Re: Help! Accessing observations from a dataset using a lookup
Your suggestion should be
if (id in (<list of ids>)) then output;
with a macro to make the list of wanted IDs. However that is the slowest
form of search and I would not suggest trying it in this form.
Formats can be good with shorter lists, but remember the whole list must
be held in memory. Several years ago Paul Dorfman did a test with 450,000
entries in the list to run against a hand tailored hash. Of course, the
hash won by a large factor, something like 40 times faster.
Making a format is easy, when you have the wanted ID's. For example,
data wanted (rename = (id = start )) ;
retain fmtname "$wanted" label "Y" hlo " " ;
infile cards eof = eof ;
input ID $20. ;
hlo = "O" ;
label = "N" ;
proc format cntlin = wanted ;
data big ;
do x = 1 to 10 ;
id = put(x, 8. -l) ;
data got ;
set big ;
if put(id,$wanted.) = "Y" ;
The hash method is almost as simple but much faster.
data wanted ;
infile cards ;
input ID $20. ;
data got ;
length id $ 20 ;
declare hash h(dataset: "work.wanted", hashexp: 16);
do until (eof) ;
set big end=eof ;
if h.check() = 0 then output ;
All of the code has been tested. Size test with real data are
left to you. I would suggest you start by taking first million
records from your big file as test data and looking for subsets,
of say every 1000th record, then tenth and finally every other
record. When your are comfortable with the code then move to
the full file and data set of wanted IDs.
Date: Thu, 5 Jul 2007 09:11:20 -0700
Reply-To: Alon <akadas@GMAIL.COM>
Sender: "SAS(r) Discussion"
From: Alon <akadas@GMAIL.COM>
Subject: Re: Help! Accessing observations from a dataset using a
Comments: To: sas-l
Content-Type: text/plain; charset="us-ascii"
First I'd like to say thanks to all of you for the input.
Just to confirm for all of you, your gasps are were not in vain, I did not
mistakenly change an 'm' to a 'b' or read an additional 3 zeroes. Yes,
these are on tapes as well.
The key to this problem is that Master is the large dataset which I cannot
modify (there goes the index idea out the window) but Lookup is the smaller
dataset. It may have 100 id's or 100,000 id's, but to say the least it is
much much smaller. Though copying the dataset over again and then dealing
with it works, This amount of redundancy assosciated with it is too large
for me to leave this unnoticed (though unfortunately that is what myself
and everyone else in my company resorts to).

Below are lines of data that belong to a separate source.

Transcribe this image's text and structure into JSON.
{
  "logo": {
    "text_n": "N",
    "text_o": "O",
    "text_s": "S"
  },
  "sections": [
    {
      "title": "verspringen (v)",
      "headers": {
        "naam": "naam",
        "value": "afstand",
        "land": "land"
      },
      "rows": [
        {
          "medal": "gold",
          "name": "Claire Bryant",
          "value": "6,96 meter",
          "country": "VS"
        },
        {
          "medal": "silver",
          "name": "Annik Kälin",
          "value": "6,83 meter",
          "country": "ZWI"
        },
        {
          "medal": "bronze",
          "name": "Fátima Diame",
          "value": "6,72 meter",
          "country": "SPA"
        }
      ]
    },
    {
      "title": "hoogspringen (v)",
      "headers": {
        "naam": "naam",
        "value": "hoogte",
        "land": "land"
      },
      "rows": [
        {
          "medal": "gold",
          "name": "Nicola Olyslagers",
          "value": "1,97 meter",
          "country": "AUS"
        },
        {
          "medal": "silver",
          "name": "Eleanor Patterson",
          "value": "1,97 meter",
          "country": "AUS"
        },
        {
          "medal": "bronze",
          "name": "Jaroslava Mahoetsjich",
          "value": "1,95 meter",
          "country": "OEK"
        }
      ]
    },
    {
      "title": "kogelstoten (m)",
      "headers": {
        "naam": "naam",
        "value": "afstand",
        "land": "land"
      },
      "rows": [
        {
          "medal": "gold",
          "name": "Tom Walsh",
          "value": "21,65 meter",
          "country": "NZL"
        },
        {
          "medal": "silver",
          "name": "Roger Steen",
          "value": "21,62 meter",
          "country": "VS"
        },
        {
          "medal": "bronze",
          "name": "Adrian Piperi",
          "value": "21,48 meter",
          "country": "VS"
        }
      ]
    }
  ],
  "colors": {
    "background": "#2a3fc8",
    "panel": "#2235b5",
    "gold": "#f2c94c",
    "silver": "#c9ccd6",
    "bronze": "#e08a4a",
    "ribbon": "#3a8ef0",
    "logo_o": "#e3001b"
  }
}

Even though the format method seems to be nice I am not sure how I would
define the format. I also thought of a different approach that would store
the id's in a macro variable and then do a 'where in (&id)' - but then
realized that cannot be scaled for larger amount of Id's (or can it?).
One thing that came to mind is putting Id's into several macro variables in
chunks of say 1000 (I am not sure if one macro variable can fit that many,
but for arguments sake lets say it can) &ID1 &ID2.... &&ID&N (&N is the #
of macros needed - say N=6 if you have 5,453 Id's). So one solution would
be to just have a do loop with checks on the Id's (now I'm just strechting
out the code's capability, I've never done this before and have never seen
it done before so I hope something like this is possible - if any of you
have suggestions then please comment).
do i = 1 to &N; if (id in (&&ID&I..)) then output; end;
**I realize the above has an issue since it is not in a %do loop but a
regular data step do loop
The nice thing about this is that you can do some stuff like add flags (ie
&&FLAG&I ) which will serve as a counter and when &&flag&i = 1000 you short
out the statement '(id in (&&ID&I..))'.
I will also test out the Hash objects method (its good to learn how to do
Again, thanks everyone for the support.